Larry Weiss claims (SHK 16.1483), "it is not only legitimate but
essential to point out the prejudices and preconceptions of witnesses."
Exactly.
The same applies to judges and their critics. As is so often the case,
Brother Weiss' ab hominem remarks are cogent and incisive, though at
times limited in scope. This year's "bizarre" reading may become next
year's "old hat," only to be assailed and finally displaced by the
"nouveau bizarre." Or, what's a SHAKSPER forum for?
Regards,
Joe Egert
[5]-------------------------------------------------------------
From: Ward Elliott <This email address is being protected from spambots. You need JavaScript enabled to view it.>
Date: Friday, 09 Sep 2005 14:55:48 -0700
Subject: RE: Sh Codes
Those who find Shakespeare codes of interest might wish to check this
reference to the Sonnets in Morse Code:
http://retards.org/radio/shakespeares_sonnets_cw/
With thanks to my ham radio colleague, Charles A. Lofgren,
Ward Elliott
[6]-------------------------------------------------------------
From: David Evett <This email address is being protected from spambots. You need JavaScript enabled to view it.>
Date: Friday, 9 Sep 2005 21:12:28 -0400
Subject: 16.1482 More Shakespeare Code ...
Comment: Re: SHK 16.1482 More Shakespeare Code ...
I'm probably entering this thread too late to get read by many
SHAKSPERians, but think some additional scholarship appropriate. I am
among the skeptics as regards codes in the Shakespeare plays: I relished
William Friedman?s *The Shakespearean Ciphers Examined* as a graduate
student, and have encountered nothing since to offset its arguments.

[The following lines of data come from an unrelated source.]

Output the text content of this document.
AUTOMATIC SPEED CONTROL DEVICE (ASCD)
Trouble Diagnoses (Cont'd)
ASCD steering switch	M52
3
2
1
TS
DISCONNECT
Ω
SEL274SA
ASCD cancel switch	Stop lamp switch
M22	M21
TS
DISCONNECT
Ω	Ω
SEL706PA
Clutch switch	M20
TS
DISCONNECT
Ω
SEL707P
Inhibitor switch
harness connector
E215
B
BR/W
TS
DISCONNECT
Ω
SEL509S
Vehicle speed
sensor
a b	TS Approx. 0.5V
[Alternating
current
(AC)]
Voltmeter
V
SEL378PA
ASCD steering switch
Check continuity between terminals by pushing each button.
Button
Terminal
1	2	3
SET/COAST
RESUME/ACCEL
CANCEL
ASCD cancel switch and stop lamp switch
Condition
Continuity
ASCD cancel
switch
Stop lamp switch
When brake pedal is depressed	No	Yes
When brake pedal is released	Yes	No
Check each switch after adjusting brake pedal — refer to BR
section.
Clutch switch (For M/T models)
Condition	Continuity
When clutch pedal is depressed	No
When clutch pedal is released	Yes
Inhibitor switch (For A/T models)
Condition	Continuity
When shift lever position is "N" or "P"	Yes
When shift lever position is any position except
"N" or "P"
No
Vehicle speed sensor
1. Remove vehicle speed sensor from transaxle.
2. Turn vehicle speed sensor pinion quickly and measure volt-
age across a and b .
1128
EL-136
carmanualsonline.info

I cannot deny, however, that we have substantial evidence in early
modern non-dramatic texts for encoded meanings. The most extensive
argument I know of is A. Kent Hieatt's in *Short Time's Endless
Monument: The Symbolism of the Numbers in Edmund Spenser's
"Epithalamion"* (New York: Columbia Univ. Press, 1960), which traces in
the long lyric poem Spenser wrote and published to celebrate his own
marriage a complex set of numerological, cosmological, alphabetical, and
imagistic patterns that comprise a coherent system of non-discursive
meanings under- and overlying the more immediately linguistic elements
of the poem. Hieatt cites a good many other contemporary works, and much
additional scholarship, in support of his argument, and other scholars
following his lead have added more.
To find and interpret such codes, however, it is crucial to work with
the text itself to count lines and stanzas, go back a dozen lines to
confirm the suspicion that there might be an acrostic, consult a
reference book about the relationship between a number and an icon.
Hieatt's book records the results of months of concentrated study.

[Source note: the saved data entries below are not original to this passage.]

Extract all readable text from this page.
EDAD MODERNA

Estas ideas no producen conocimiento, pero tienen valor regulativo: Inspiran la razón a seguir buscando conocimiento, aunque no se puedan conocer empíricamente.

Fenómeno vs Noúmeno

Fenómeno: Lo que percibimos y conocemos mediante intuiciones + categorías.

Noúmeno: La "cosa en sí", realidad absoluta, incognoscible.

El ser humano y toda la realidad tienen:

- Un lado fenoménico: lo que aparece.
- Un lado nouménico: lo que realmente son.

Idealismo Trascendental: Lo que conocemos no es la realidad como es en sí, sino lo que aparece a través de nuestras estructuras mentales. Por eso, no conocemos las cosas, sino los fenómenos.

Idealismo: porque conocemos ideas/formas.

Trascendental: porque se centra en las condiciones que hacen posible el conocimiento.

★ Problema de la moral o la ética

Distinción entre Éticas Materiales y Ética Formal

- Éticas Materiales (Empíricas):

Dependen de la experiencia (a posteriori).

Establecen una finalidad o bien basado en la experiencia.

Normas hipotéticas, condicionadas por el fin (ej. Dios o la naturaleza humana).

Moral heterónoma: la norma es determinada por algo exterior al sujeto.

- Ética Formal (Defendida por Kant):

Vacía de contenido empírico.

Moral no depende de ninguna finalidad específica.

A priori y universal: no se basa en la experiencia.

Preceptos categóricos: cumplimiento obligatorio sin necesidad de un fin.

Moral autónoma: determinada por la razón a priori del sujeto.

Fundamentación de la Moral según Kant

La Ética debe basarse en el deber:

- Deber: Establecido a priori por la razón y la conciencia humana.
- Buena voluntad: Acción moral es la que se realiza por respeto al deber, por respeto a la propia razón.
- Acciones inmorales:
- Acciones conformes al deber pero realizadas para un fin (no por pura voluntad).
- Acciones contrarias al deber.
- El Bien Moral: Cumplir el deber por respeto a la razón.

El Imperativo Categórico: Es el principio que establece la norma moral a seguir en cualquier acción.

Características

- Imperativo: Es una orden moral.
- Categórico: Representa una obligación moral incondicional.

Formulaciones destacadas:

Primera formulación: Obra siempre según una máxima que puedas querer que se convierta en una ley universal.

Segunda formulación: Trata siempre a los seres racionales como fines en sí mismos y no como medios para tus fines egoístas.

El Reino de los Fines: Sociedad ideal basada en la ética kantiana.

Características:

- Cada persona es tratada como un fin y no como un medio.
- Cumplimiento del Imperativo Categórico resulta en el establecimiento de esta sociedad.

Theatrical texts deny these possibilities; we hear spoken words, not see
letters; as soon as we have registered a word, others come immediately
to displace it from our consciousness (not to mention the other sounds,
visual stimuli, stimuli from the other senses, all demanding our
attention), and until I see more persuasive evidence than that provided
by even Lucas Erne that Shakespeare wrote texts for publication, and
supervised publication carefully enough to insure that codes depending
on the placement of particular letters in particular spots on the page
were correctly printed, I cannot buy the proposition that the kinds of
concealed messages that initiated this thread are present in the plays.
Cryptoskeptologically,
David Evett
[7]-------------------------------------------------------------
From: Elliott Stone <This email address is being protected from spambots. You need JavaScript enabled to view it.>
Date: Saturday, 10 Sep 2005 19:49:16 -0400
Subject: 16.1493 More Shakespeare Code ...

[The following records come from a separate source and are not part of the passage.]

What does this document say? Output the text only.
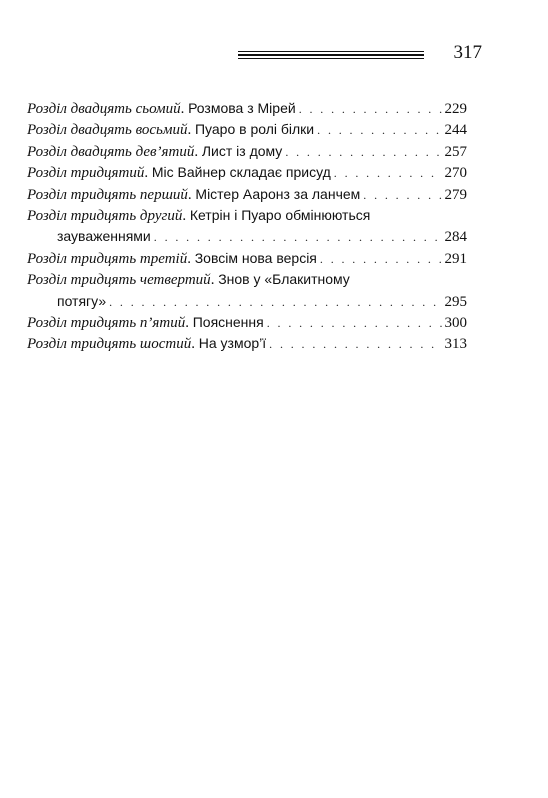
317
Розділ двадцять сьомий . Розмова з Мірей . . .	229
Розділ двадцять восьмий . Пуаро в ролі білки . . .	244
Розділ двадцять дев’ятий . Лист із дому . . .	257
Розділ тридцятий . Міс Вайнер складає присуд . . .	270
Розділ тридцять перший . Містер Ааронз за ланчем . . .	279
Розділ тридцять другий . Кетрін і Пуаро обмінюються
зауваженнями . . .	284
Розділ тридцять третій . Зовсім нова версія . . .	291
Розділ тридцять четвертий . Знов у «Блакитному
потягу» . . .	295
Розділ тридцять п’ятий . Пояснення . . .	300
Розділ тридцять шостий . На узмор’ї . . .	313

Comment: Re: SHK 16.1493 More Shakespeare Code ...
Perhaps we might ask this question.
Did the audience that first saw Arthur Miller's play "The Crucible"
think it was written in a code"?
I do not think that they did. They understood that it was an allegory
about a current political issue dressed up as the hysteria over witch
trials that took place centuries earlier.
If you believe that the English audience that first viewed Hamlet
believed it was all about the Danish Kingdom and had no relevance to the
Elizabethan Court then your education is seriously impaired.